Dans LAVOIXECO.COM du 16/02/11

La taxe poids lourds, qui doit toucher tous les camions circulant sur les routes nationales et certaines départementales, doit être mise en place début 2013, a annoncé mercredi Daniel Bursaux, le directeur général des infrastructures, des transports et de la mer.
Prévue par le Grenelle de l’environnement, la mise en place de cette contribution touchant les camions de plus de 3,5 tonnes, avait été initialement annoncée pour 2011 puis pour 2012. Elle sera précédée d’une expérimentation de trois mois en Alsace à l’été 2012, a précisé M. Bursaux, lors d’une table ronde sur le sujet au Sénat.
« Ces délais sont extrêmement courts par rapport à ce qui a pu être fait dans d’autres pays, a-t-il dit.

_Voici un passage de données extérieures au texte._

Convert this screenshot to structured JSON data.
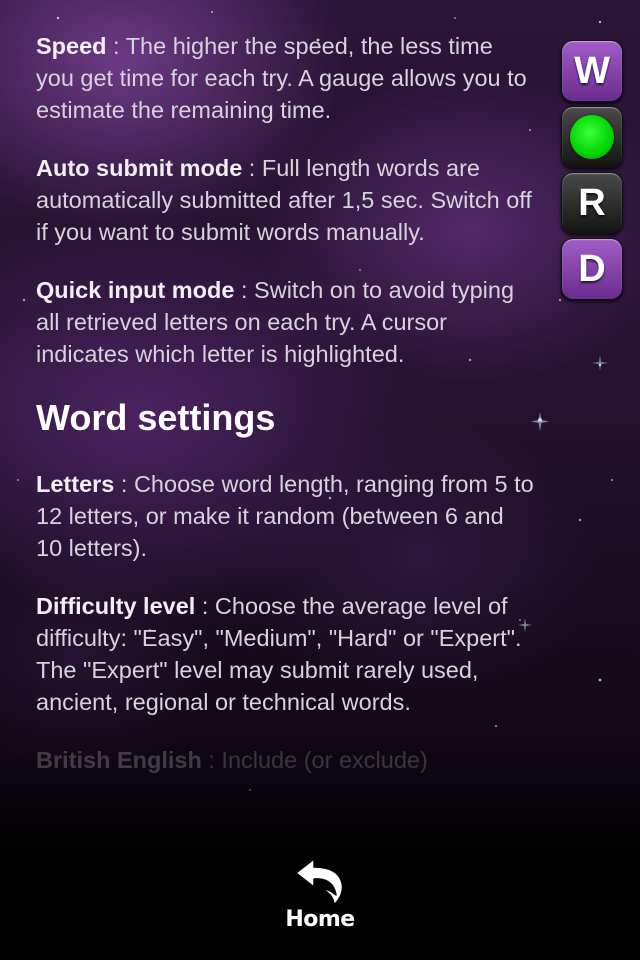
{
  "paragraphs_top": [
    {
      "term": "Speed",
      "text": " : The higher the speed, the less time you get time for each try. A gauge allows you to estimate the remaining time."
    },
    {
      "term": "Auto submit mode",
      "text": " : Full length words are automatically submitted after 1,5 sec. Switch off if you want to submit words manually."
    },
    {
      "term": "Quick input mode",
      "text": " : Switch on to avoid typing all retrieved letters on each try. A cursor indicates which letter is highlighted."
    }
  ],
  "section_heading": "Word settings",
  "paragraphs_bottom": [
    {
      "term": "Letters",
      "text": " : Choose word length, ranging from 5 to 12 letters, or make it random (between 6 and 10 letters)."
    },
    {
      "term": "Difficulty level",
      "text": " : Choose the average level of difficulty: \"Easy\", \"Medium\", \"Hard\" or \"Expert\". The \"Expert\" level may submit rarely used, ancient, regional or technical words."
    },
    {
      "term": "British English",
      "text": " : Include (or exclude)"
    }
  ],
  "logo": {
    "tiles": [
      "W",
      "",
      "R",
      "D"
    ],
    "tile_colors": [
      "#8e46b4",
      "#2a2a2a",
      "#2a2a2a",
      "#8e46b4"
    ],
    "dot_color": "#00e000"
  },
  "nav": {
    "home_label": "Home",
    "home_icon": "back-arrow-icon"
  }
}
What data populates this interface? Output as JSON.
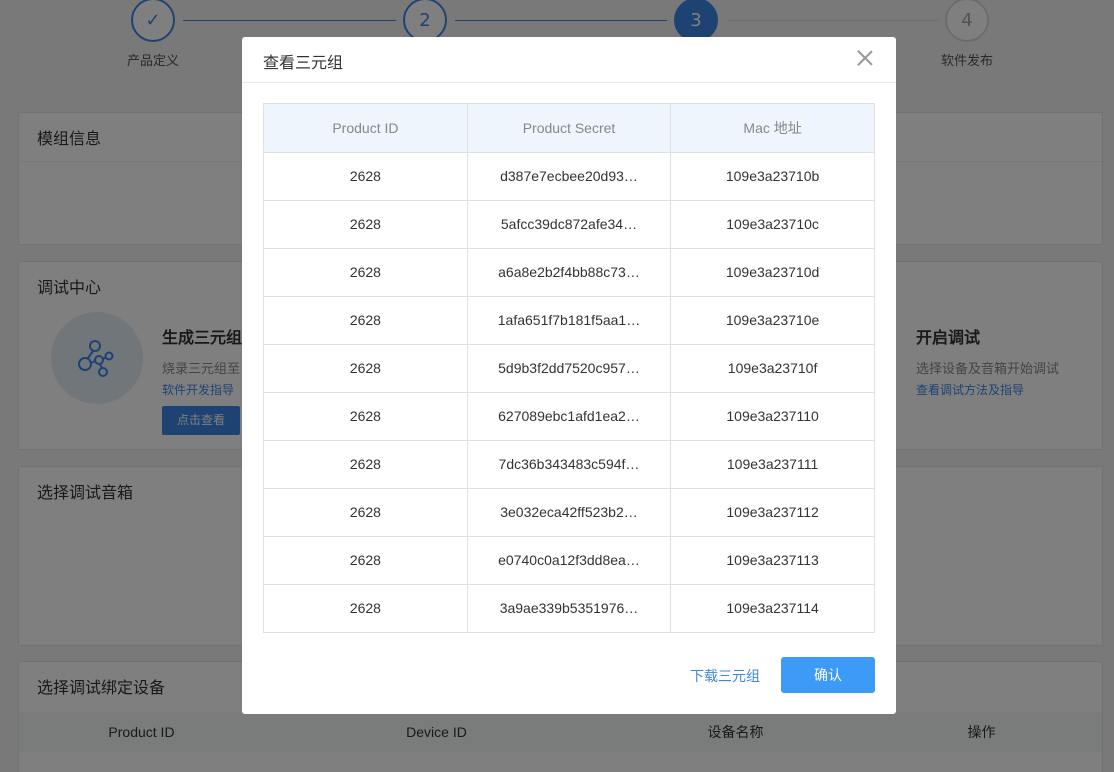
{
  "steps": [
    {
      "number": "✓",
      "label": "产品定义",
      "state": "done"
    },
    {
      "number": "2",
      "label": "",
      "state": "done"
    },
    {
      "number": "3",
      "label": "",
      "state": "current"
    },
    {
      "number": "4",
      "label": "软件发布",
      "state": "todo"
    }
  ],
  "cards": {
    "module_info": {
      "title": "模组信息"
    },
    "debug_center": {
      "title": "调试中心",
      "generate": {
        "heading": "生成三元组",
        "desc": "烧录三元组至",
        "link": "软件开发指导",
        "button": "点击查看"
      },
      "start": {
        "heading": "开启调试",
        "desc": "选择设备及音箱开始调试",
        "link": "查看调试方法及指导"
      }
    },
    "select_speaker": {
      "title": "选择调试音箱"
    },
    "select_device": {
      "title": "选择调试绑定设备",
      "columns": [
        "Product ID",
        "Device ID",
        "设备名称",
        "操作"
      ]
    }
  },
  "modal": {
    "title": "查看三元组",
    "columns": [
      "Product ID",
      "Product Secret",
      "Mac 地址"
    ],
    "rows": [
      {
        "product_id": "2628",
        "secret": "d387e7ecbee20d93…",
        "mac": "109e3a23710b"
      },
      {
        "product_id": "2628",
        "secret": "5afcc39dc872afe34…",
        "mac": "109e3a23710c"
      },
      {
        "product_id": "2628",
        "secret": "a6a8e2b2f4bb88c73…",
        "mac": "109e3a23710d"
      },
      {
        "product_id": "2628",
        "secret": "1afa651f7b181f5aa1…",
        "mac": "109e3a23710e"
      },
      {
        "product_id": "2628",
        "secret": "5d9b3f2dd7520c957…",
        "mac": "109e3a23710f"
      },
      {
        "product_id": "2628",
        "secret": "627089ebc1afd1ea2…",
        "mac": "109e3a237110"
      },
      {
        "product_id": "2628",
        "secret": "7dc36b343483c594f…",
        "mac": "109e3a237111"
      },
      {
        "product_id": "2628",
        "secret": "3e032eca42ff523b2…",
        "mac": "109e3a237112"
      },
      {
        "product_id": "2628",
        "secret": "e0740c0a12f3dd8ea…",
        "mac": "109e3a237113"
      },
      {
        "product_id": "2628",
        "secret": "3a9ae339b5351976…",
        "mac": "109e3a237114"
      }
    ],
    "download_label": "下载三元组",
    "confirm_label": "确认"
  },
  "colors": {
    "accent": "#3d86e4",
    "confirm": "#3d9bf7",
    "header_bg": "#eef5fc"
  }
}
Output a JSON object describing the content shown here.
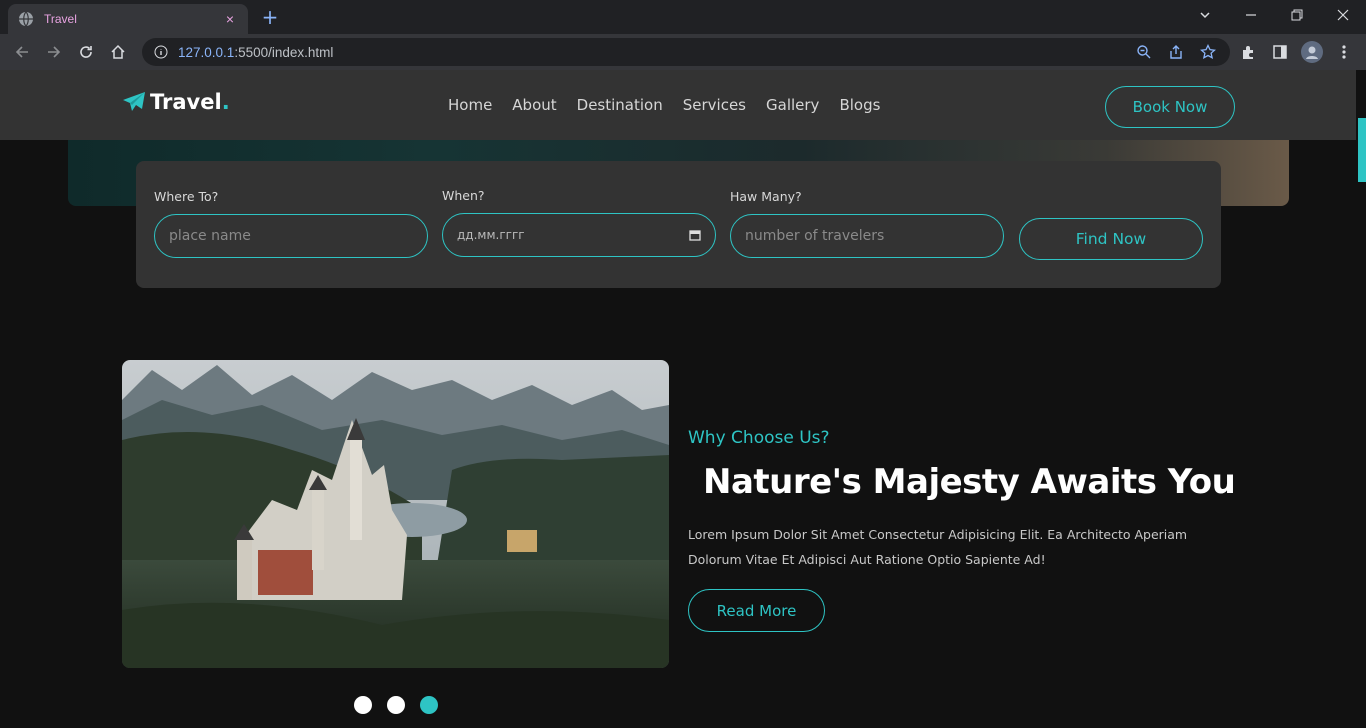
{
  "browser": {
    "tab_title": "Travel",
    "tab_close": "×",
    "new_tab": "+",
    "url_host": "127.0.0.1",
    "url_path": ":5500/index.html",
    "icons": [
      "back-icon",
      "forward-icon",
      "reload-icon",
      "home-icon",
      "info-icon",
      "zoom-icon",
      "share-icon",
      "star-icon",
      "extensions-icon",
      "sidepanel-icon",
      "profile-icon",
      "menu-icon"
    ]
  },
  "site": {
    "logo_text": "Travel",
    "logo_dot": ".",
    "nav": [
      "Home",
      "About",
      "Destination",
      "Services",
      "Gallery",
      "Blogs"
    ],
    "book_now": "Book Now"
  },
  "search": {
    "where_label": "Where To?",
    "where_placeholder": "place name",
    "when_label": "When?",
    "when_placeholder": "дд.мм.гггг",
    "many_label": "Haw Many?",
    "many_placeholder": "number of travelers",
    "find_button": "Find Now"
  },
  "about": {
    "eyebrow": "Why Choose Us?",
    "headline": "Nature's Majesty Awaits You",
    "body": "Lorem Ipsum Dolor Sit Amet Consectetur Adipisicing Elit. Ea Architecto Aperiam Dolorum Vitae Et Adipisci Aut Ratione Optio Sapiente Ad!",
    "read_more": "Read More"
  },
  "slider": {
    "count": 3,
    "active": 3
  },
  "colors": {
    "accent": "#2ec4c4",
    "header_bg": "#333333",
    "page_bg": "#111111"
  }
}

Le contrat doit être finalisé en avril avec le consortium mené par le groupe italien Autostrade –associé aux français Thales, SNCF, SFR et Steria–, qui a été retenu en janvier par le gouvernement pour mettre en oeuvre le système de suivi des poids lourds par satellite, a encore déclaré le haut fonctionnaire, ajoutant qu’il « était le moins cher ».
Il répondait sur ce dernier point aux critiques de sénateurs s’inquiétant de ce que les coûts de fonctionnement du futur système devraient atteindre de 20 à 25% des recettes.
L’éco-taxe poids lourds devrait concerner environ 600.000 camions français et 200.000 étrangers, sur quelque 10.000 km de routes nationales et 5.000 km de routes départementales sur lesquelles un important report de trafic est attendu.
Il en coûtera en moyenne 12 centimes du kilomètre, selon Daniel Bursaux, les tarifs variant de 8 à 14 centimes en fonction du tonnage des camions, avec une ristourne de 25% pour les départements les plus périphériques (notamment la Bretagne).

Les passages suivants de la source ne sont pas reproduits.